Both sets of code are used best when cut and pasted into their
respective gui's. In R's case the standard R gui, and in Python's
case the IPython qtconsole. Non-gui interpreters are generally
much more frustrating to use for interactive data analysis, which
is how these analyses were generated and explored.

In fact, using Python without the IPython qtconsole is practically
impossible for this sort of cut and paste, interactive analysis. 
The shell IPython doesn't allow it because it automatically adds
whitespace on multiline bits of code, breaking pre-formatted code's
alignment. Cutting and pasting works for the standard python shell,
but then you lose all the advantages of IPython. 

Other issues I ran into were:

*Inability to easily add new columns and rows to data. (However, 
this will hopefully be fixed with pandas, and additionally it 
wasn't an issue for me in this analysis.) 
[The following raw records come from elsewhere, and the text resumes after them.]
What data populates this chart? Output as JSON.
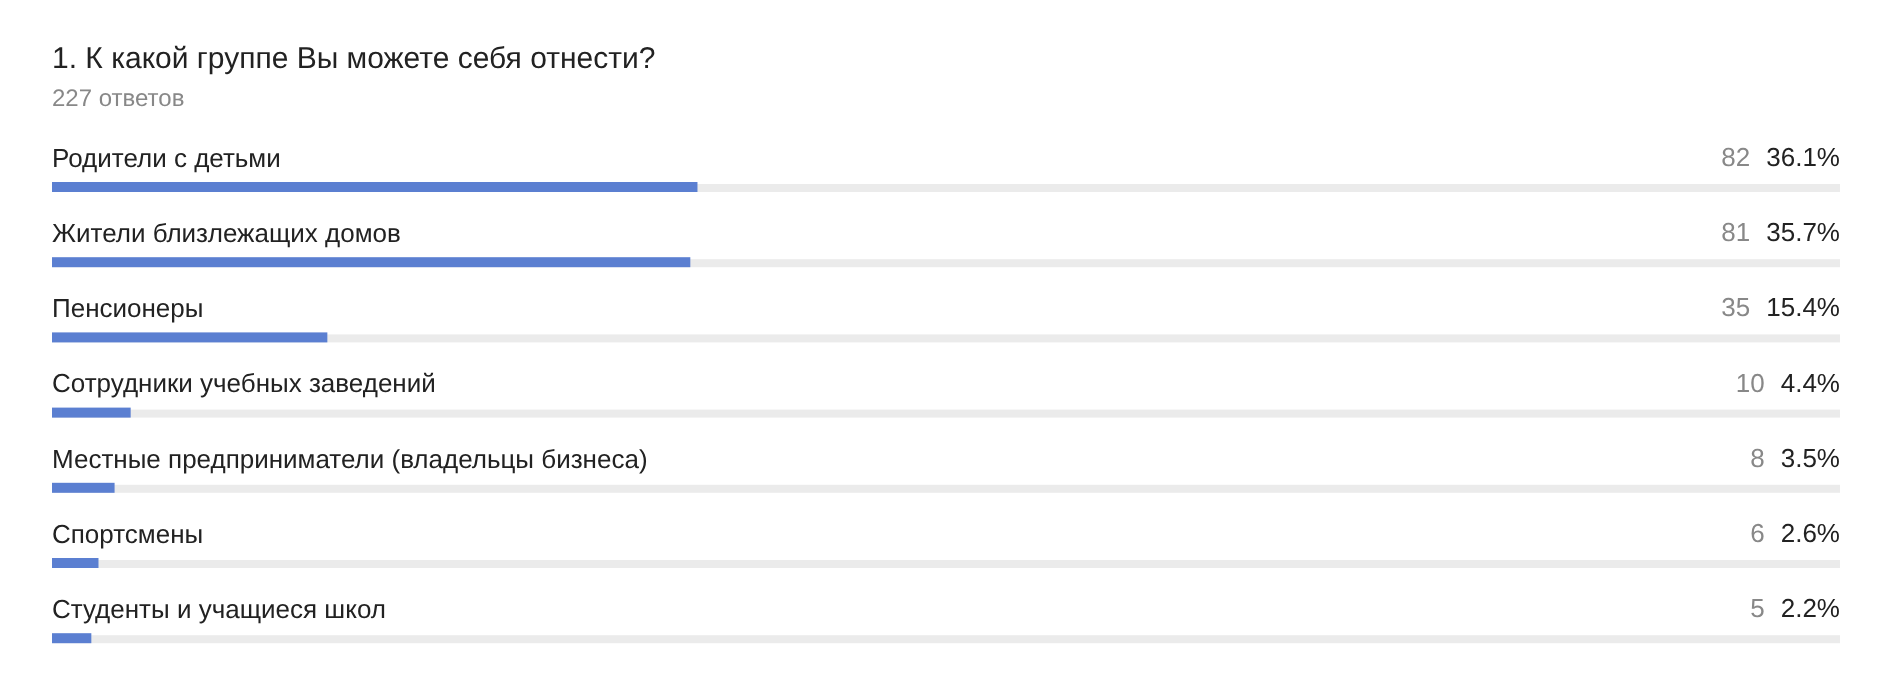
{
  "chart_data": {
    "type": "bar",
    "orientation": "horizontal",
    "title": "1. К какой группе Вы можете себя отнести?",
    "subtitle": "227 ответов",
    "categories": [
      "Родители с детьми",
      "Жители близлежащих домов",
      "Пенсионеры",
      "Сотрудники учебных заведений",
      "Местные предприниматели (владельцы бизнеса)",
      "Спортсмены",
      "Студенты и учащиеся школ"
    ],
    "values": [
      36.1,
      35.7,
      15.4,
      4.4,
      3.5,
      2.6,
      2.2
    ],
    "value_labels": [
      "82 36.1%",
      "81 35.7%",
      "35 15.4%",
      "10 4.4%",
      "8 3.5%",
      "6 2.6%",
      "5 2.2%"
    ],
    "color": "#5b7fd1",
    "xlim": [
      0,
      100
    ]
  }
}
*Python doesn't pretty print its arrays in any way. This makes it
much more difficult to inspect output from interactive data
analysis if the user was just shoving results/summary statistics
into a single array. 

Even if you use the %precision magic in IPython, that only
helps so much because numpy prints numpy arrays by row instead
of by column. The lack of being able to name rows and columns 
after array creation is also an impediment to analysis. 

*No matplotlib keyboard shortcuts for closing windows. This makes it
annoying to open a plot and then have to move your fingers away from
the keyboard to close the plot.